First, I want to look at a couple of early signs that suggest I might have been destined to have had a career worth writing about. (If they were harbingers, they went right over my head; I had no clue what I wanted to do until midway through my college years.) Yet, here I was in the 1950s, looking at a TV camera:
(You see how my dad has lifted me off the ground? I absolutely hated that. I was, what – maybe 6 or 7 years old? I was too damn grown up to be held like that! Put me down! The photographer tried to explain to me that if I stood, like the adults, I wouldn’t be in the shot. I think my father just said, “Stop it,” and picked me up. I was not happy.)

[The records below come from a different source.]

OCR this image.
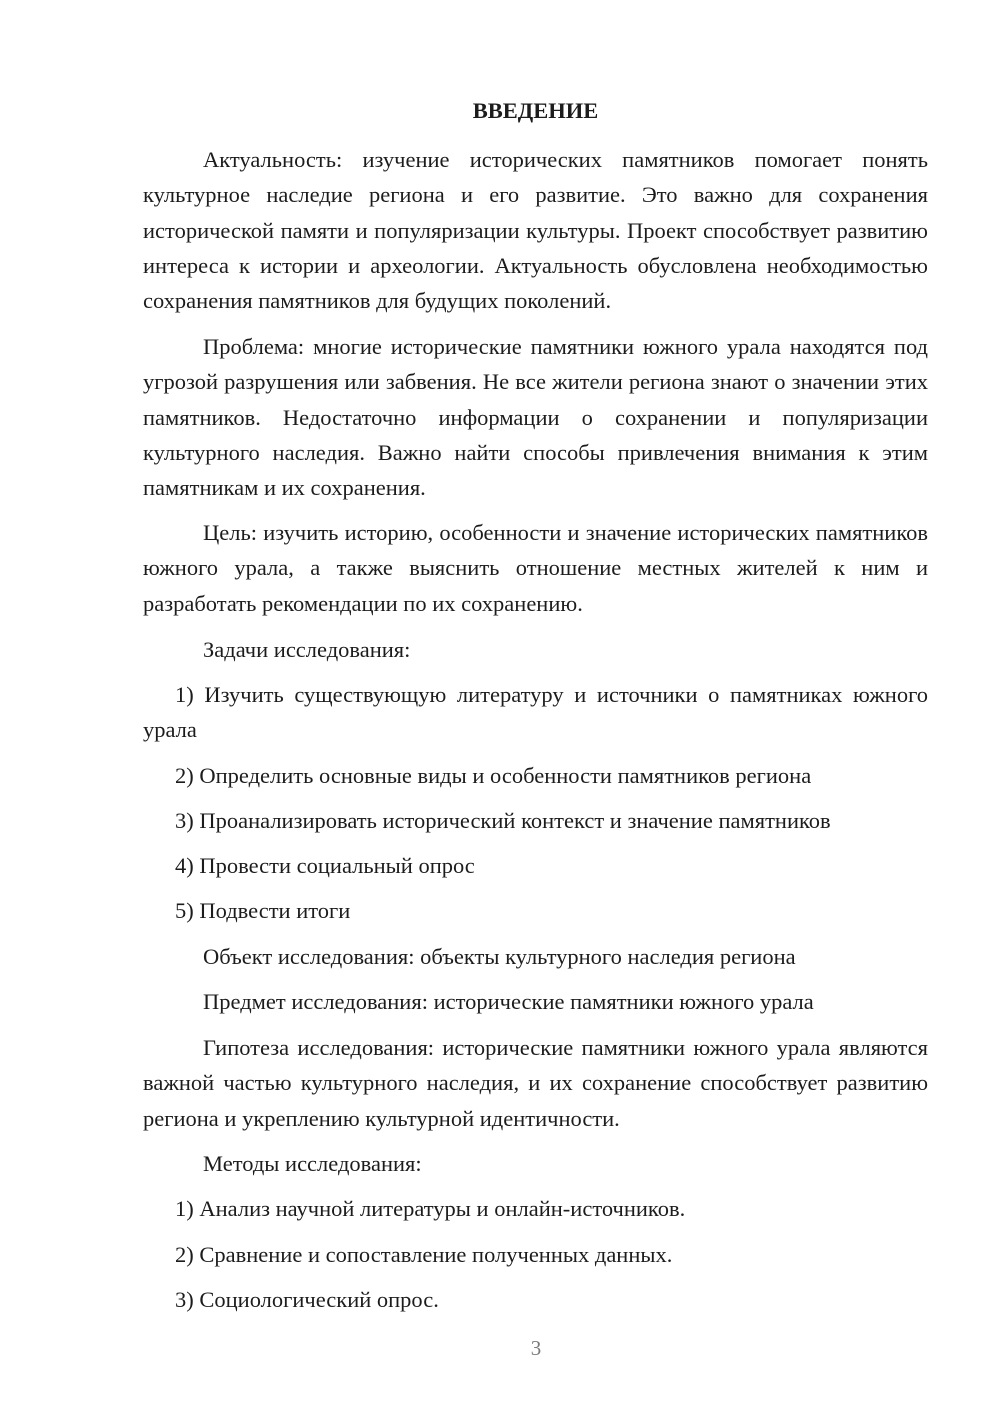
ВВЕДЕНИЕ

Актуальность: изучение исторических памятников помогает понять культурное наследие региона и его развитие. Это важно для сохранения исторической памяти и популяризации культуры. Проект способствует развитию интереса к истории и археологии. Актуальность обусловлена необходимостью сохранения памятников для будущих поколений.

Проблема: многие исторические памятники южного урала находятся под угрозой разрушения или забвения. Не все жители региона знают о значении этих памятников. Недостаточно информации о сохранении и популяризации культурного наследия. Важно найти способы привлечения внимания к этим памятникам и их сохранения.

Цель: изучить историю, особенности и значение исторических памятников южного урала, а также выяснить отношение местных жителей к ним и разработать рекомендации по их сохранению.

Задачи исследования:

1) Изучить существующую литературу и источники о памятниках южного урала

2) Определить основные виды и особенности памятников региона

3) Проанализировать исторический контекст и значение памятников

4) Провести социальный опрос

5) Подвести итоги

Объект исследования: объекты культурного наследия региона

Предмет исследования: исторические памятники южного урала

Гипотеза исследования: исторические памятники южного урала являются важной частью культурного наследия, и их сохранение способствует развитию региона и укреплению культурной идентичности.

Методы исследования:

1) Анализ научной литературы и онлайн-источников.

2) Сравнение и сопоставление полученных данных.

3) Социологический опрос.

3
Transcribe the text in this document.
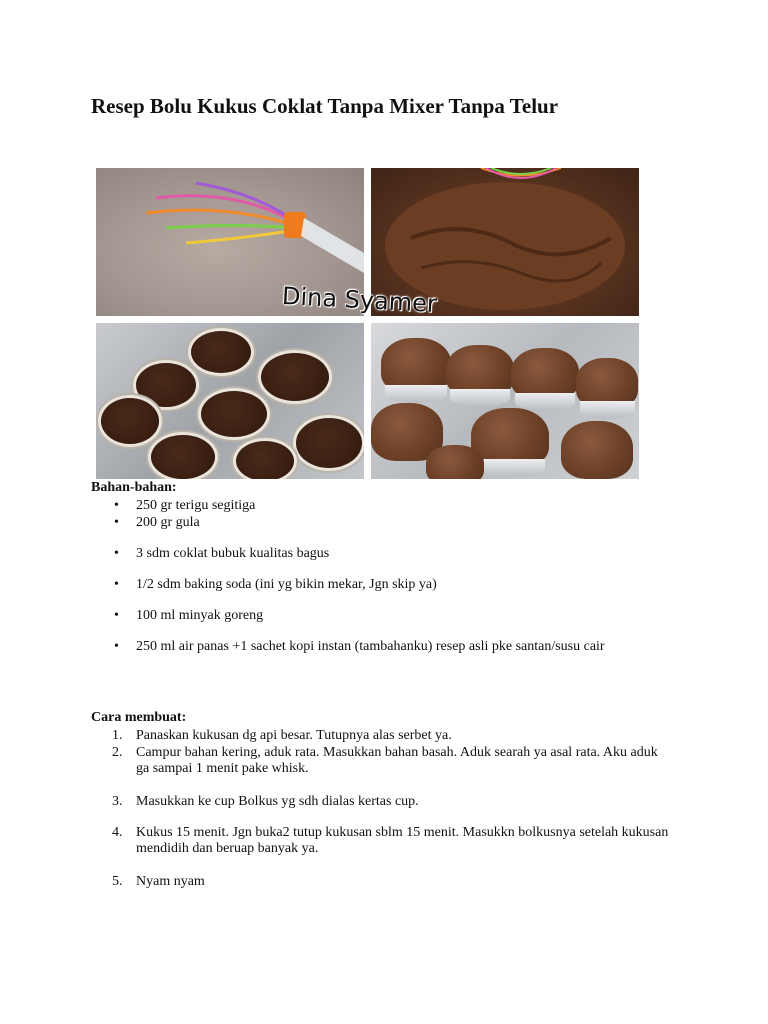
Resep Bolu Kukus Coklat Tanpa Mixer Tanpa Telur
Dina Syamer

Bahan-bahan:

• 250 gr terigu segitiga
• 200 gr gula
• 3 sdm coklat bubuk kualitas bagus
• 1/2 sdm baking soda (ini yg bikin mekar, Jgn skip ya)
• 100 ml minyak goreng
• 250 ml air panas +1 sachet kopi instan (tambahanku) resep asli pke santan/susu cair

Cara membuat:

1. Panaskan kukusan dg api besar. Tutupnya alas serbet ya.
2. Campur bahan kering, aduk rata. Masukkan bahan basah. Aduk searah ya asal rata. Aku aduk ga sampai 1 menit pake whisk.
3. Masukkan ke cup Bolkus yg sdh dialas kertas cup.
4. Kukus 15 menit. Jgn buka2 tutup kukusan sblm 15 menit. Masukkn bolkusnya setelah kukusan mendidih dan beruap banyak ya.
5. Nyam nyam
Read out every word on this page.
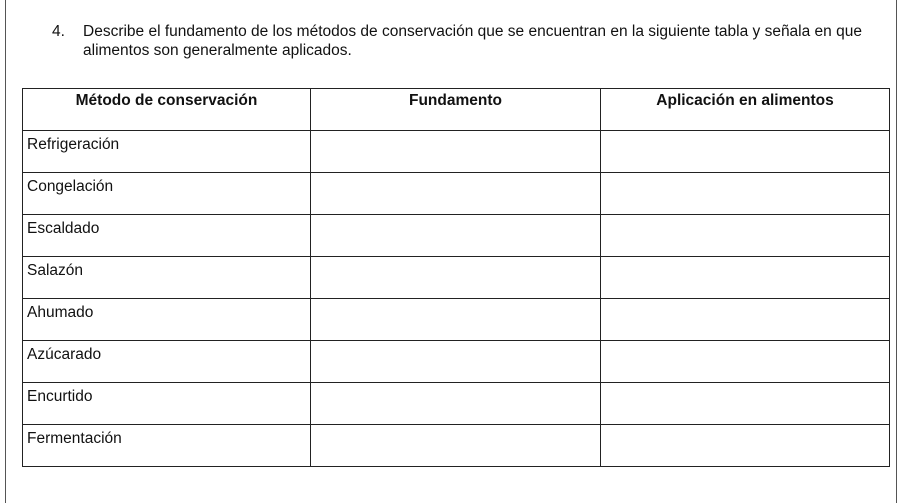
4. Describe el fundamento de los métodos de conservación que se encuentran en la siguiente tabla y señala en que alimentos son generalmente aplicados.
Método de conservación	Fundamento	Aplicación en alimentos
Refrigeración		
Congelación		
Escaldado		
Salazón		
Ahumado		
Azúcarado		
Encurtido		
Fermentación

A few years later, in sixth grade, I volunteered to join a group of students that was put together by some rather creative teacher or administrator. We were to run the school-wide intercom like a radio station, as the caption on this newspaper picture explains:
I was the “engineer” because, I guess, I could push an on-off button like nobody’s business. I wasn’t put in charge of “news” like Ardis Cameron, or “sports” like Tim Mulvaney. And so, it would be years until I found my calling. (These clippings are from either The Paterson Evening News, or The Passaic Herald News, which I read every day after school . . which probably should have been another portent.)
Wouldn’t it be nice to be able to say, “From the moment Dad first picked me up to look at a TV camera I knew I wanted to be in news and broadcasting!” Yeah . . that’s somebody else’s memoir.

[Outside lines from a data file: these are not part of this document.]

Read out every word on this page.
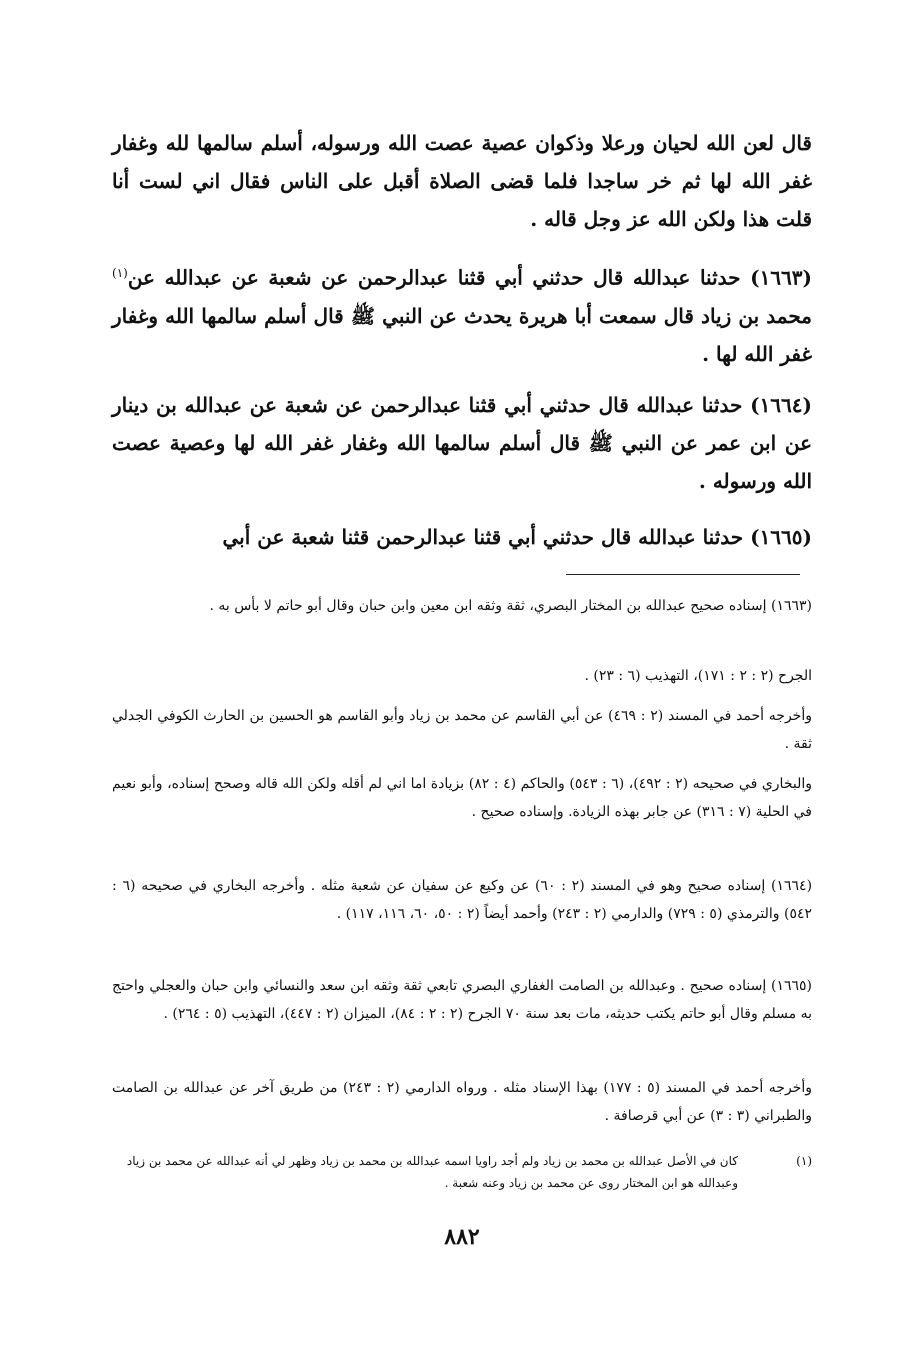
قال لعن الله لحيان ورعلا وذكوان عصية عصت الله ورسوله، أسلم سالمها لله وغفار غفر الله لها ثم خر ساجدا فلما قضى الصلاة أقبل على الناس فقال اني لست أنا قلت هذا ولكن الله عز وجل قاله .

(١٦٦٣) حدثنا عبدالله قال حدثني أبي قثنا عبدالرحمن عن شعبة عن عبدالله عن$^{(١)}$ محمد بن زياد قال سمعت أبا هريرة يحدث عن النبي ﷺ قال أسلم سالمها الله وغفار غفر الله لها .

(١٦٦٤) حدثنا عبدالله قال حدثني أبي قثنا عبدالرحمن عن شعبة عن عبدالله بن دينار عن ابن عمر عن النبي ﷺ قال أسلم سالمها الله وغفار غفر الله لها وعصية عصت الله ورسوله .

(١٦٦٥) حدثنا عبدالله قال حدثني أبي قثنا عبدالرحمن قثنا شعبة عن أبي

(١٦٦٣) إسناده صحيح عبدالله بن المختار البصري، ثقة وثقه ابن معين وابن حبان وقال أبو حاتم لا بأس به .

الجرح (٢ : ٢ : ١٧١)، التهذيب (٦ : ٢٣) .

وأخرجه أحمد في المسند (٢ : ٤٦٩) عن أبي القاسم عن محمد بن زياد وأبو القاسم هو الحسين بن الحارث الكوفي الجدلي ثقة .

والبخاري في صحيحه (٢ : ٤٩٢)، (٦ : ٥٤٣) والحاكم (٤ : ٨٢) بزيادة اما اني لم أقله ولكن الله قاله وصحح إسناده، وأبو نعيم في الحلية (٧ : ٣١٦) عن جابر بهذه الزيادة. وإسناده صحيح .

(١٦٦٤) إسناده صحيح وهو في المسند (٢ : ٦٠) عن وكيع عن سفيان عن شعبة مثله . وأخرجه البخاري في صحيحه (٦ : ٥٤٢) والترمذي (٥ : ٧٢٩) والدارمي (٢ : ٢٤٣) وأحمد أيضاً (٢ : ٥٠، ٦٠، ١١٦، ١١٧) .

(١٦٦٥) إسناده صحيح . وعبدالله بن الصامت الغفاري البصري تابعي ثقة وثقه ابن سعد والنسائي وابن حبان والعجلي واحتج به مسلم وقال أبو حاتم يكتب حديثه، مات بعد سنة ٧٠ الجرح (٢ : ٢ : ٨٤)، الميزان (٢ : ٤٤٧)، التهذيب (٥ : ٢٦٤) .

وأخرجه أحمد في المسند (٥ : ١٧٧) بهذا الإسناد مثله . ورواه الدارمي (٢ : ٢٤٣) من طريق آخر عن عبدالله بن الصامت والطبراني (٣ : ٣) عن أبي قرصافة .

(١)
كان في الأصل عبدالله بن محمد بن زياد ولم أجد راويا اسمه عبدالله بن محمد بن زياد وظهر لي أنه عبدالله عن محمد بن زياد وعبدالله هو ابن المختار روى عن محمد بن زياد وعنه شعبة .
٨٨٢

So what have we learned from one year of blogging about myself?
> I like blogging about myself. It’s apparently a favorite topic.
> I wrote 45,577 words
> The average length of a post was 828 words.
> I’m a pack rat. Digging up and dusting off boxes full of photos, tape cassettes and clippings was a year-long project.
> Digitizing all this stuff and tossing out the originals made more room in my apartment.
> As I say on the front page of the ROTR blog, remembering – or trying to remember – all the assignments I was handed gave new meaning to having been a “general assignment” reporter. The extraordinarily wide range of things I covered was something I never really thought about much while I was doing it.
I still have more stories, anecdotes, audio and video clips, and they’ll continue to be posted. Maybe when I’ve run out of work stories, I’ll venture further back and talk about my upbringing. “Son, we need to have a little talk about your upbringing” (sounds vaguely familiar . . .)
It’s occurred to me that since the day the blog launched last October the posts have been added randomly, and the stories told in a non-chronological order. If, for some reason, you want to go back to the start of my career and see how it unfolded sequentially, the Time Line is where to start. There are links there to every post.
If I can figure out just how to do it, I might rearrange the page on the menu that reads, “BLOG.” The post at the top is always the latest one; the others follow in the order posted. I may try to arrange them, top to bottom, from earliest to most recent. That way, if you wanted to follow the narrative of my reporting years as if you were reading a book, you could.
A book? I have no plans to turn this into a book. If I did, would you buy it? Would anybody? I want to say, “We’ll see what happens…” but that sounds too much like a certain elected official who is a major reason why I am glad to be mostly retired from journalism.